Travail, famille, éducation
Abasourdie par l’élection de Donald Trump, Isabel Sawhill est partie à la rencontre de cette « Amérique oubliée » qui a voté pour le candidat décrié par l’élite et la faculté. Dans ce groupe, selon cette spécialiste reconnue de la Brookings Institution, se nichent les classes moyennes, ni assez pauvres pour bénéficier des aides sociales ni assez riches pour bénéficier des aides fiscales. Au coeur de cette catégorie se trouvent les individus sans diplôme élevé, avec des revenus familiaux autour de 70.000 dollars par an. Sawhill y compte deux personnes sur cinq. L’experte brosse un terrible portrait, aux traits connus.

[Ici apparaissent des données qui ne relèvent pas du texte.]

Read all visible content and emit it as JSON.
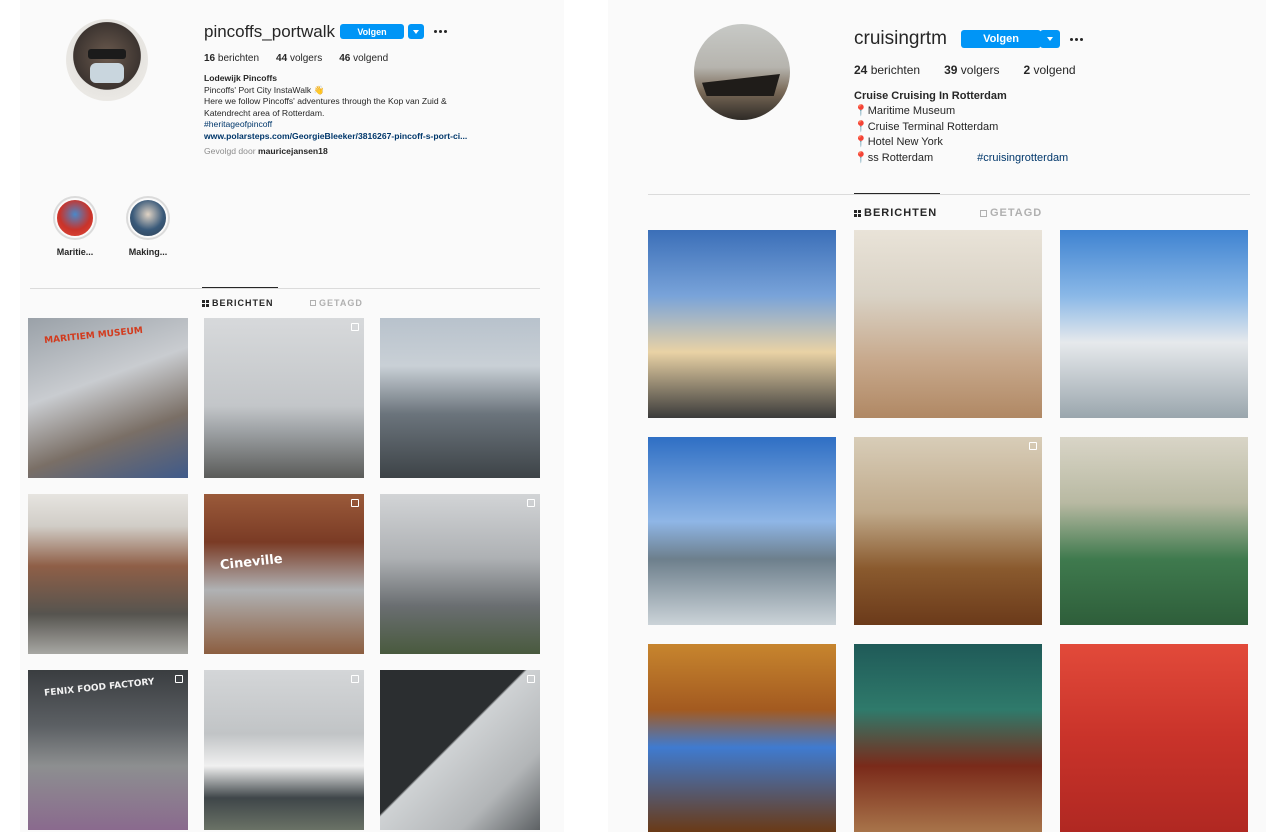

Les inégalités n’ont jamais été aussi prononcées. La confiance dans la politique, dans les médias et dans l’action publique s’est totalement effondrée. Parlementaires et président n’ont jamais été aussi impopulaires. Plus profondément, c’est une partition de la société qui se fait jour. Différentes parties de la population vivent dans des bulles différentes, en ce qui concerne le niveau des ressources, les sources d’information, les perspectives. Aux racines de cette crise, Sawhill décèle des priorités mises en valeur par l’élite mais peu appréciées : valorisation des migrations ; promotion de la soutenabilité environnementale comme de la diversité culturelle. La bulle de l’élite laisse trop de côté le centre de la sociologie américaine.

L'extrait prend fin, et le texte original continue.